Ces informations sont soumises à la loi sur les secrets officiels, conçue pour protéger les questions de sécurité nationale, de renseignement, de défense, de relations internationales et d’informations qui ont été confiées à titre confidentiel à un autre pays. La violation de la loi sur les secrets officiels est passible d'une peine d'emprisonnement pouvant aller jusqu'à deux ans.
Un porte-parole du ministre de l'Intérieur a répondu avec mépris aux questions de la presse: «Nous travaillons en étroite collaboration avec notre fournisseur d'hébergement Clearsprings Ready Homes et les intéressés pour nous assurer que le site de Napier est sûr et sécurisé.»
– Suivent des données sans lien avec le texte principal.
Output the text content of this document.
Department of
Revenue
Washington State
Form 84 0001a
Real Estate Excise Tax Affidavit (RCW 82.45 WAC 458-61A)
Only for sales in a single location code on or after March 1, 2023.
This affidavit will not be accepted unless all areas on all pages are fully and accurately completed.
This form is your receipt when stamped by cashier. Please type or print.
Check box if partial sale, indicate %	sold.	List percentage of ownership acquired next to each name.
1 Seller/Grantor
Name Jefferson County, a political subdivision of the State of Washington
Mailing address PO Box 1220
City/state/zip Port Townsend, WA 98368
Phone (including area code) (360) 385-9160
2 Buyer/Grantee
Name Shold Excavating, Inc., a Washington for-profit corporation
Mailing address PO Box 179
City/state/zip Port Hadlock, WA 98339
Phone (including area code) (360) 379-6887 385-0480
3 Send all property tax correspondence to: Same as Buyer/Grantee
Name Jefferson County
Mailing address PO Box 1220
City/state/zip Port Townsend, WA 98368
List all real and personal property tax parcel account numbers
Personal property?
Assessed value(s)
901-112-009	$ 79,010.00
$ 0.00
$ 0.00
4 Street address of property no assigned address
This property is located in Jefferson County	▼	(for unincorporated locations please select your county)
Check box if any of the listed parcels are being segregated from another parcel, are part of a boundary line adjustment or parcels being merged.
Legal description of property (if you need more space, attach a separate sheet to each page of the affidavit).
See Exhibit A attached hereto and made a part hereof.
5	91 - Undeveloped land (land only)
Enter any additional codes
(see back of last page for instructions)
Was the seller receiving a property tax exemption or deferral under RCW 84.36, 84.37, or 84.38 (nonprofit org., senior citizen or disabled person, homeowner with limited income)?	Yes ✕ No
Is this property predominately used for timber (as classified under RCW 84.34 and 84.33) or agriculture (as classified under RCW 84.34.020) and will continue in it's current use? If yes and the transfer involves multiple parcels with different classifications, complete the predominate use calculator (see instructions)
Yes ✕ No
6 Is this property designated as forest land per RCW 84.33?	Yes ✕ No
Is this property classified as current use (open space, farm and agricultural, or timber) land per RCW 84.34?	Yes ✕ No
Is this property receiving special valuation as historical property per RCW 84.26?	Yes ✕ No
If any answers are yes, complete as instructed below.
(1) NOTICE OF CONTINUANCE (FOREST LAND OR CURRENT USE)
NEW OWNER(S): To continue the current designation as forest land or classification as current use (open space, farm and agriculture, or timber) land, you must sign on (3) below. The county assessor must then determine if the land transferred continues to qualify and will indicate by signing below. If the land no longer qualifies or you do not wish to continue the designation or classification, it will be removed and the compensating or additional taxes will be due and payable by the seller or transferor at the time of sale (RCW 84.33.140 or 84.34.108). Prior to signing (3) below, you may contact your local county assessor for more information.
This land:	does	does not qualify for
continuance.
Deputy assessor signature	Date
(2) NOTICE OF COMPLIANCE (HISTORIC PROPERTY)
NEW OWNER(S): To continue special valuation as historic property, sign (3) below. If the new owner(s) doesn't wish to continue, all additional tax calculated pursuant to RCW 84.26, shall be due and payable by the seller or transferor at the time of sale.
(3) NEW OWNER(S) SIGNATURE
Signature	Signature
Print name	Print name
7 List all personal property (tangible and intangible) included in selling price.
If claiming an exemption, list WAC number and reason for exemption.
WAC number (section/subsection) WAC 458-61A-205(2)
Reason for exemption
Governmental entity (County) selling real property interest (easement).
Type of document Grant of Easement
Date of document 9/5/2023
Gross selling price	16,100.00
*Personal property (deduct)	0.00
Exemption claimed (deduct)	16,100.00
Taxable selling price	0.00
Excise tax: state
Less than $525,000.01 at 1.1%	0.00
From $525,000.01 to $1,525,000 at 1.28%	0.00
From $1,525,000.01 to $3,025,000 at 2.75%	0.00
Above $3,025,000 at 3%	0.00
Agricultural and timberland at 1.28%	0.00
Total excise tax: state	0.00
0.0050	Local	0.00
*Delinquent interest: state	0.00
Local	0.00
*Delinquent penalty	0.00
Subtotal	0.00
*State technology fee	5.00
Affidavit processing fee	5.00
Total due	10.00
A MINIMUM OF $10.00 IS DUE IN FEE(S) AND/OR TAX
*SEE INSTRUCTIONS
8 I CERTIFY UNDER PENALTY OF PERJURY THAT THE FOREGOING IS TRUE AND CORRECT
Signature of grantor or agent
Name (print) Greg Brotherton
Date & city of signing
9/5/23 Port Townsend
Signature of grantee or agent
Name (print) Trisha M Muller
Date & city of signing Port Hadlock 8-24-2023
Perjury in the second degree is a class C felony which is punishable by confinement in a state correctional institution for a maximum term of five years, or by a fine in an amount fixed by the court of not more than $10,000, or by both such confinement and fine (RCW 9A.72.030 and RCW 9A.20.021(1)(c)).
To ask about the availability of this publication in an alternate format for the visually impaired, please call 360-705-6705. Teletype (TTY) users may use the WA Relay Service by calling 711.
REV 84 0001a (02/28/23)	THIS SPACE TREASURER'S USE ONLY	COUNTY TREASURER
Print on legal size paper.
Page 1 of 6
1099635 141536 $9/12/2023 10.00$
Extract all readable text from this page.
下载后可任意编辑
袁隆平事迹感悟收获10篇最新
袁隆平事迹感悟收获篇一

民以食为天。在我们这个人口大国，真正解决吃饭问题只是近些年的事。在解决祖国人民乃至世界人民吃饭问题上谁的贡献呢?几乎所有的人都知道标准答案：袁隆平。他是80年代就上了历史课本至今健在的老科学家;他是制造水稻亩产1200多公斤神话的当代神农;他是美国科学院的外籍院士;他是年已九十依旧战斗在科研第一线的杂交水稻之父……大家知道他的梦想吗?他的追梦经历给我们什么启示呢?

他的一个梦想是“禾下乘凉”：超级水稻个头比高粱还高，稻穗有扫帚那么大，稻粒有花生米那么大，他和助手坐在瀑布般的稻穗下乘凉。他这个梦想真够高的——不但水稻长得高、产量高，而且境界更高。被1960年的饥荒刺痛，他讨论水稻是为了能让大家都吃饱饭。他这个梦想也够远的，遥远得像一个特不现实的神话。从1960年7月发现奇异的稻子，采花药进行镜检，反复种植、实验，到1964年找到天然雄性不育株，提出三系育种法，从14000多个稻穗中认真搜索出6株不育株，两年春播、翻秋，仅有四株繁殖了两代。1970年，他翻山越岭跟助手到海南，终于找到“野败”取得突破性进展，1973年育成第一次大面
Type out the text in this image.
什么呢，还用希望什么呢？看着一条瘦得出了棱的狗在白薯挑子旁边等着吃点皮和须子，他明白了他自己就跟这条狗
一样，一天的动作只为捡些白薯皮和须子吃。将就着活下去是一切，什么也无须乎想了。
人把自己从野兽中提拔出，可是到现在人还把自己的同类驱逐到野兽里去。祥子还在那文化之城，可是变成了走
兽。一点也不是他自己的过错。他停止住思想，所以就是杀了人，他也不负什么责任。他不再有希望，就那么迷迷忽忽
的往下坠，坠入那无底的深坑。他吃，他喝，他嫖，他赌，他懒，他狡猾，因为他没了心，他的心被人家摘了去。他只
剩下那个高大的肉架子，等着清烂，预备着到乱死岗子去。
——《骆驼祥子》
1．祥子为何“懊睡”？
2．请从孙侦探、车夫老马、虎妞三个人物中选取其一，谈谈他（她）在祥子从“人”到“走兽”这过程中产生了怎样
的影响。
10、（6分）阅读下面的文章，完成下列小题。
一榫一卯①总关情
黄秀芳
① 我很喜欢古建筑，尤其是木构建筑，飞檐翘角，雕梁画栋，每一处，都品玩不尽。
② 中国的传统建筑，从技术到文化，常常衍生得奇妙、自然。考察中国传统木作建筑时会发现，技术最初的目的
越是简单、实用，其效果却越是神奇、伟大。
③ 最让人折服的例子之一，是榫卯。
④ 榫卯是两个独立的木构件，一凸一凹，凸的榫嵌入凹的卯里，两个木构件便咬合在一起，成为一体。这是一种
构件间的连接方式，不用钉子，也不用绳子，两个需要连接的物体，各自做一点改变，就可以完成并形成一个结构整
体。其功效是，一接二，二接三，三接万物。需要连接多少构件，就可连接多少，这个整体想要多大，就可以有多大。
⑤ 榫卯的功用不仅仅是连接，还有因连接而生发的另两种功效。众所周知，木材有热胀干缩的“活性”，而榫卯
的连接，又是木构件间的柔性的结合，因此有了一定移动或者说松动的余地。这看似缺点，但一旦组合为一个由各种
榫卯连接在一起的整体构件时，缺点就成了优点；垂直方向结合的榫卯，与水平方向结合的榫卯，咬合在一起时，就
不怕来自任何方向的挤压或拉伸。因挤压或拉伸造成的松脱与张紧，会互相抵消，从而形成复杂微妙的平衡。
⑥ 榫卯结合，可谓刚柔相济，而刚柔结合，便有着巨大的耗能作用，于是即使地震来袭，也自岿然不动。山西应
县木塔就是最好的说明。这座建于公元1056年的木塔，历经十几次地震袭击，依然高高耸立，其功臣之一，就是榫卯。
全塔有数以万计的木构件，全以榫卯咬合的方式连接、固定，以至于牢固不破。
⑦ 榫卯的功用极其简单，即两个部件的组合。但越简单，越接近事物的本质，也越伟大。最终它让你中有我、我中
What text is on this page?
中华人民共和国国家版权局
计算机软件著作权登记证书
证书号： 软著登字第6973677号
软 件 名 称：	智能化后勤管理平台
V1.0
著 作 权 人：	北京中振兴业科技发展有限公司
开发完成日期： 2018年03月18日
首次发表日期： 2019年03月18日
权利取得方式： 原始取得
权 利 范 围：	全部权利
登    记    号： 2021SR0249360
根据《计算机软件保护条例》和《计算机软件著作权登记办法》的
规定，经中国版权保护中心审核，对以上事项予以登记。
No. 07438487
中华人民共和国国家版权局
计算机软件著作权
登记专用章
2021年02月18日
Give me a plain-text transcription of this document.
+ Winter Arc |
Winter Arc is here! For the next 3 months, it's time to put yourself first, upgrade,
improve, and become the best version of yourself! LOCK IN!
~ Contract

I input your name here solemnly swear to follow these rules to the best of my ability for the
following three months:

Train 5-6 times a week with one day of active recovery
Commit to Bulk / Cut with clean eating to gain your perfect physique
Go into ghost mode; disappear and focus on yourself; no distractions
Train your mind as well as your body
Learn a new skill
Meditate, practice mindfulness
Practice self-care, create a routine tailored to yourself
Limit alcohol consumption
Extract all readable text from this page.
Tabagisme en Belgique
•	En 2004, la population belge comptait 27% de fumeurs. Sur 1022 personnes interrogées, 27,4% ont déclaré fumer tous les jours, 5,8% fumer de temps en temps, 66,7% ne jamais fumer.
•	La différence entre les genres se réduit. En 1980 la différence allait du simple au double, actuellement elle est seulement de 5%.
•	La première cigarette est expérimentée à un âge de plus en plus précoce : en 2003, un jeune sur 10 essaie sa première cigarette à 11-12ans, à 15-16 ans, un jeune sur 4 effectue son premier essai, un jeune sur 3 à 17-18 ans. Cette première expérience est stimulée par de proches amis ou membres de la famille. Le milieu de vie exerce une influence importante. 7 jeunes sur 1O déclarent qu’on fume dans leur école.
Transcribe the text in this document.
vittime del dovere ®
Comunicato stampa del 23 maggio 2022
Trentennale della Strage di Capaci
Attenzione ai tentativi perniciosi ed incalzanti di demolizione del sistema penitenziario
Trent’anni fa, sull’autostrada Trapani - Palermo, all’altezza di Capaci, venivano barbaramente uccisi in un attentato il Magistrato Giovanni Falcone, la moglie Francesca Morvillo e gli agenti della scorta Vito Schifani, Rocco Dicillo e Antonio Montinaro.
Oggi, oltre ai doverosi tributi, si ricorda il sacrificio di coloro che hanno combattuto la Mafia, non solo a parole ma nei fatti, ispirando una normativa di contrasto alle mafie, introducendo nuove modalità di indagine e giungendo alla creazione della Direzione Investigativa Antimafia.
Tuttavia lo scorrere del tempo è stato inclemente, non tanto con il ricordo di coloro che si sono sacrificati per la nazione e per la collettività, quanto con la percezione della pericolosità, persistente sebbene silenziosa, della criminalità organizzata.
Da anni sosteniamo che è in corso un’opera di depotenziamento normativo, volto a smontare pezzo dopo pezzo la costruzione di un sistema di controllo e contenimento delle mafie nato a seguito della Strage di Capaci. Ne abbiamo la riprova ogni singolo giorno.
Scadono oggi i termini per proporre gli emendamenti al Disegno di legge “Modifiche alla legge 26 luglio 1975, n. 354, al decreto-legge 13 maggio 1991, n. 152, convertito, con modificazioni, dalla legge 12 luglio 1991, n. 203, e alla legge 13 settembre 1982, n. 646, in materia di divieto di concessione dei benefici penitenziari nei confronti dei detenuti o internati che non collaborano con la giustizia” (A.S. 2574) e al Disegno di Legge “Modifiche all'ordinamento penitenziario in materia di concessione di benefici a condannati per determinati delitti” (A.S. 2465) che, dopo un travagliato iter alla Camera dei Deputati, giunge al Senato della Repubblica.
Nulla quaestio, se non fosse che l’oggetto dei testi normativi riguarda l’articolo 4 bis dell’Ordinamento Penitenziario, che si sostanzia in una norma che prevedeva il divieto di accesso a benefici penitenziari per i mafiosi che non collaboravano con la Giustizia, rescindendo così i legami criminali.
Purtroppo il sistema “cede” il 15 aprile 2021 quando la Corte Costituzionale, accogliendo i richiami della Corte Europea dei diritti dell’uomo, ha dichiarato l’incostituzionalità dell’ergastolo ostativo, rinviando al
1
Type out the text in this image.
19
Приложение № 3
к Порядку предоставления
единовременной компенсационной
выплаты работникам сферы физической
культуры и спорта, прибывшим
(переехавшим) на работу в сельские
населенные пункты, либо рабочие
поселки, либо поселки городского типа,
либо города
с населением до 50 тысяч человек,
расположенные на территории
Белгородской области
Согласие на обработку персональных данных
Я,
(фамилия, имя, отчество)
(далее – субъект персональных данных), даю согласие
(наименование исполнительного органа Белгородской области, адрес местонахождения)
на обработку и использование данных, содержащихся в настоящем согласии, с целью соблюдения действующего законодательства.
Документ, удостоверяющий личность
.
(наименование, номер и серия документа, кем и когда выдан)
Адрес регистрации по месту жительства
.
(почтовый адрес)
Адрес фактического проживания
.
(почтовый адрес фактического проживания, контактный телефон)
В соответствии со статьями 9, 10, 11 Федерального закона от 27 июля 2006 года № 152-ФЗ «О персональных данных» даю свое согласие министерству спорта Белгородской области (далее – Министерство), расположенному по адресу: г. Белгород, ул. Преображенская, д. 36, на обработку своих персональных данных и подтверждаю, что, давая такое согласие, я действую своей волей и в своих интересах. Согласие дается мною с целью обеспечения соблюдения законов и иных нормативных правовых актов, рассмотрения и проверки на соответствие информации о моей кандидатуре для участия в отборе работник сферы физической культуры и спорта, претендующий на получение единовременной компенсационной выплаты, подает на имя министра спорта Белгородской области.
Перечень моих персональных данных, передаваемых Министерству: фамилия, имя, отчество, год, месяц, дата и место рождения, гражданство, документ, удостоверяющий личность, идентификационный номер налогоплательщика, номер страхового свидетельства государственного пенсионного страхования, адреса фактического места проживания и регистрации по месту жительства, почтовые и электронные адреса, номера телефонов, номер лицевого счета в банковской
Le Guardian arapporté que tandis que le ministre de l'Intérieur a chargé Clearsprings Ready Homes de gérer Napier, la société a sous-traité des responsabilités importantes pour la gestion quotidienne du centre de détention à «un agent de location et une société de gestion immobilière appelée NACCS». La détention des demandeurs d'asile est donc gérée par une société de propriétaires privés et de promoteurs immobiliers.
La résolution du Congrès du Socialist Equality Party, SEP (Parti de l'égalité socialiste) en Grande-Bretagne, adoptée en octobre de cette année, déclare que «le SEP mènera une lutte déterminée pour la défense des immigrés et des demandeurs d'asile. Les victimes des guerres impérialistes et de l'exploitation brutale par les sociétés transnationales sont soumises aux crimes les plus vils, chassées collectivement par les gouvernements européens à l'aide de navires de guerre, laissés à mourir par milliers en mer, emprisonnées dans des camps de concentration et soumises à la déportation. La résolution stipule que le SEP «travaillera avec nos camarades internationaux dans la lutte contre les politiques de forteresse Europe des gouvernements de l'UE, dont les mesures prises par le Royaume-Uni restent une partie intégrante. Nous soulignerons le terrible bilan des morts en Méditerranée et les conditions effroyables dans lesquelles les demandeurs d'asile sont détenus dans des camps de concentration de fait».
Le SEP en Grande-Bretagne et son parti frère en France, le Parti de l'égalité socialiste, appellent les travailleurs et les jeunes de toute l'Europe à s'opposer aux attaques fascisantes contre les migrants et les réfugiés.